Montagem de impacto do Teatro Brasileiro de Comédia (TBC) em sua fase nacionalista, dirigida por Antunes Filho (1929), com base em intenso trabalho de preparação dos atores, com exercícios específicos e laboratórios que visam a uma recriação naturalista de um ambiente rural tomado pela histeria religiosa.
É a quarta peça de autoria de Jorge Andrade (1922-1984) montada pela companhia e tem como temas o messianismo, a crença e a fé. O seu ponto de partida é um fato real, ocorrido em abril de 1955: a repressão policial e a morte de fanáticos religiosos da comunidade de Catulé, em Minas Gerais. O episódio é dramatizado pelo autor em estilo épico e de fundo trágico.
Os ensaios consomem árduos meses de trabalho de Antunes Filho junto ao elenco. Interessado num novo realismo, num estilo brasileiro de interpretação, o encenador elabora uma série de exercícios calcados sobre Stanislavski, enfatizando as contradições íntimas e as vivências pessoais dos intérpretes. Como ele mesmo explica "pela primeira vez no teatro brasileiro os atores se arrastam no chão. Foi um escândalo isso. Os atores cuspiam, se arrastavam [...]. Eu parti da seguinte proposta: tudo o que é romântico não interessa; vamos fazer a realidade, como se nós estivéssemos vendo alguém trabalhando, fazendo alguma coisa [...]".1
Esse método integra-se à grande pesquisa que o diretor vem empreendendo com os atores (que, nos anos 1990, culminará num sistema inteiramente completo), mas as inovações muitas vezes parecem demasiadas. Diversas reportagens da época falam em "perda da auto-estima" e "condição animal" para descreverem esse processo, que almeja um supernaturalismo, desarmando os intérpretes de qualquer estereótipo expressivo.

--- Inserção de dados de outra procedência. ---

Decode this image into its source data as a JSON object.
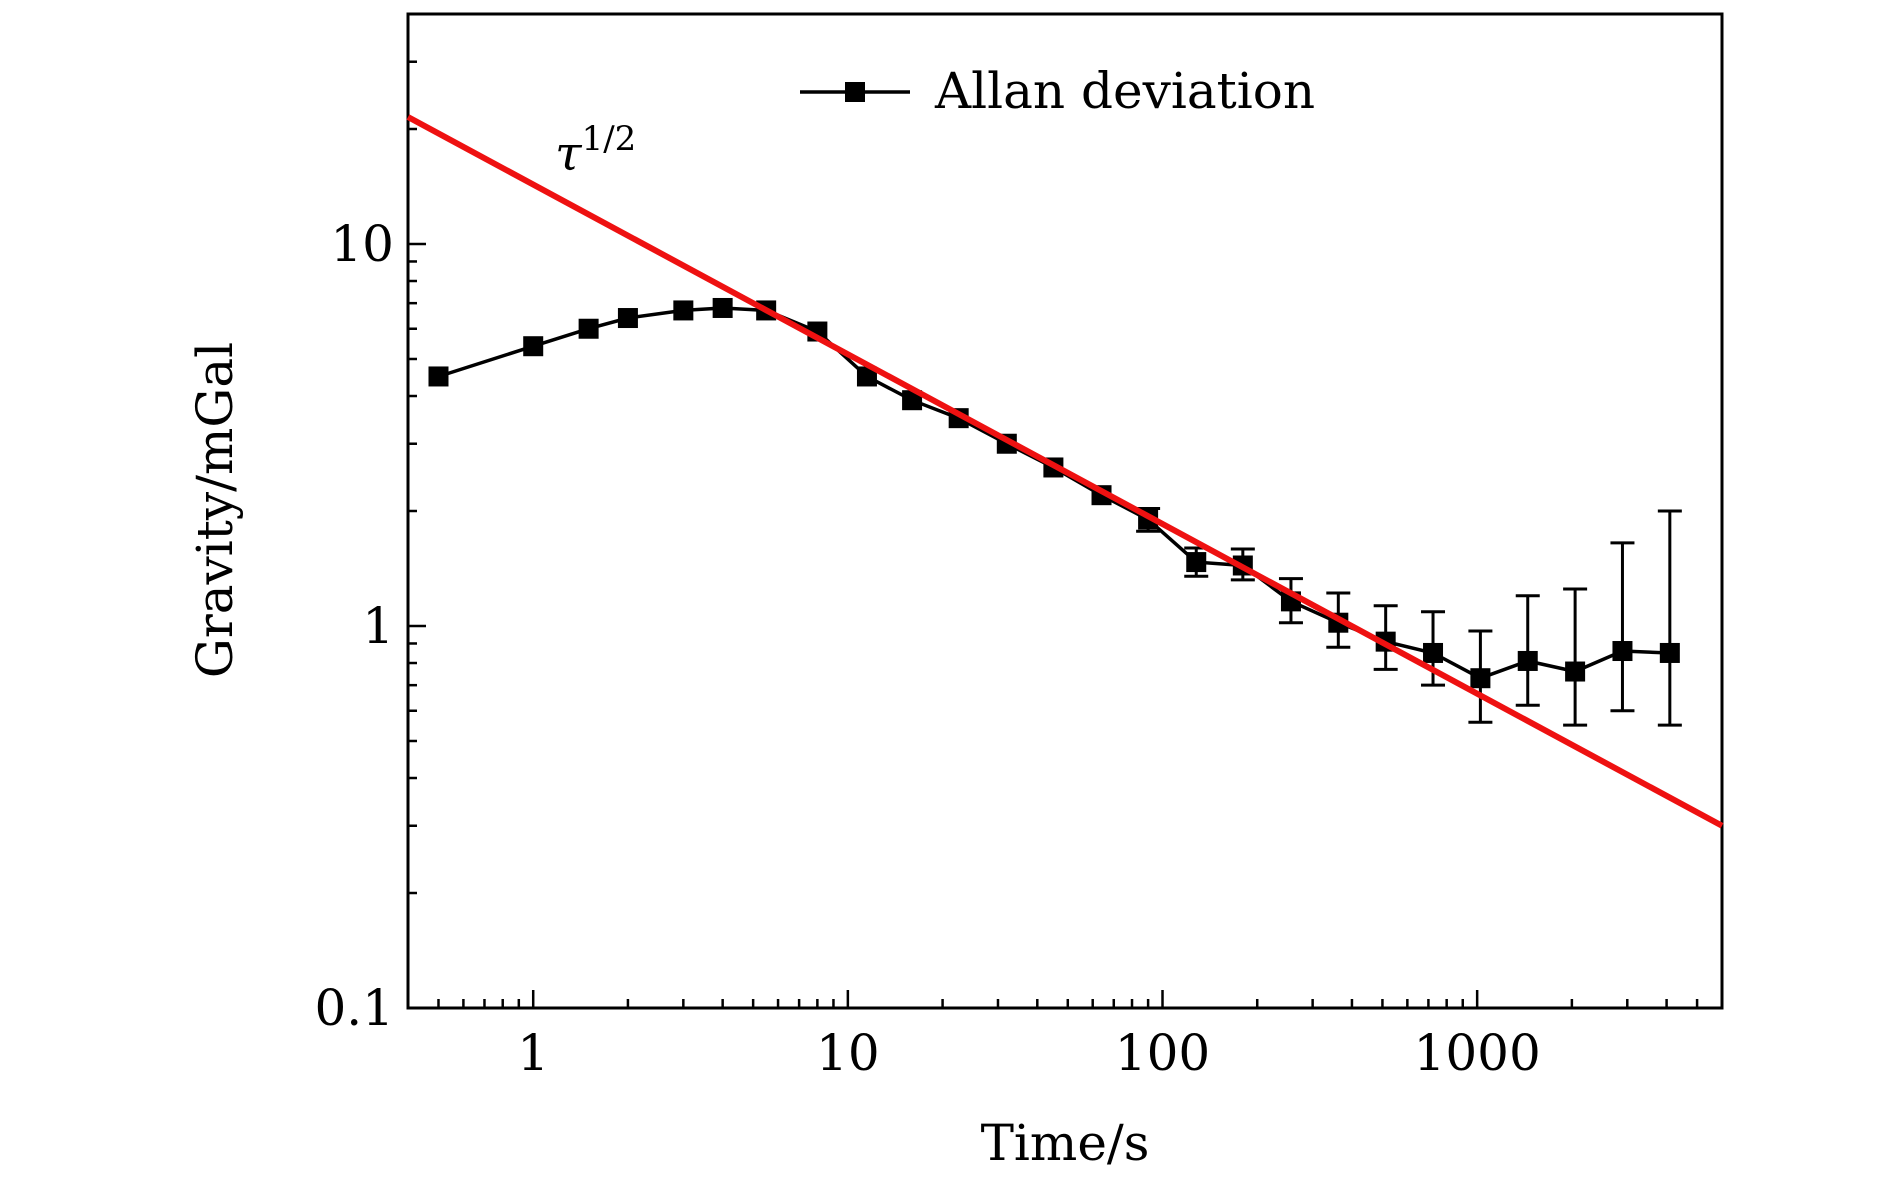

Figuram no elenco grandes intérpretes tais como Raul Cortez (1931-2006), Cleyde Yáconis (1923-2013), Aracy Balabanian (1942), Stênio Garcia (1932); Lélia Abramo (1911-2004) e Ruth de Souza (1930).
Antunes Filho considera a encenação um divisor de águas, por propor uma nova linguagem teatral, mas observa que na passagem da sala de ensaios para o palco, a cenografia "doura a pílula" e prejudica o efeito pretendido. O resultado final, divide público e crítica, arrebanhando tanto elogios quanto reparos inflamados. O espetáculo fracassa e fica pouco tempo em cartaz. O crítico Sebastião Milaré (1945-2014), autor do livro Antunes Filho e A Dimensão Utópica, assim equaciona o projeto: "A sondagem temática através de exercícios físicos levava a um tipo de representação completamente novo e, conseqüentemente, a uma nova forma estética. De maneira que Vereda da Salvação levantou-se contra um pano de fundo de um teatro conformado com o Realismo, assumindo ares de 'coisa extravagante'. (...) E no bojo dos significados intrínsecos e extrínsecos da obra, é impossível desconhecer sua vinculação à história do teatro brasileiro pelo lado de uma linha 'maldita', que tímida e valentemente progrediu na contracorrente da nossa tradição dramática".2
O crítico Décio de Almeida Prado (1917-2000) ressalta, na encenação, suas virtudes e exageros: "A rusticidade, para o encenador atual, parece trazer consigo algumas conotações artísticas quase obrigatórias e a que Antunes Filho não escapou: o monumentalismo e patriarcalismo bíblicos, o aspecto 'pátio de milagres' etc. Ora, esta carga expressionista, que fazia a representação assemelhar-se por momentos a um ballet grotesco, abafa o texto, não o deixando falar por si, dissolvendo as palavras por entre a incessante movimentação cênica. Pior ainda, aumenta a distância já considerável que nos separava das personagens. [...] Somente no segundo ato a peça e a encenação articulam-se com perfeição, aprofundando progressivamente o caminho interior, preparando-se para atacar de frente essas terríveis provas que são as cenas de histeria individual e coletiva. Aí a direção de Antunes Filho afirma-se em grande vigor".3
Notas
1. ANTUNES FILHO. Entrevista. Dionysos, Brasília, n. 25, p. 135-147, set. 1980. Entrevista concedida a Maria Lúcia Pereira no dia 28 de abril de 1979.
2. MILARÉ, Sebastião. Antunes Filho e a dimensão utópica. São Paulo: Perspectiva, 1996. p. 156.
3. PRADO, Décio de Almeida. Vereda da Salvação. In: ______. Teatro em progresso. São Paulo: Martins, 1964. p. 296.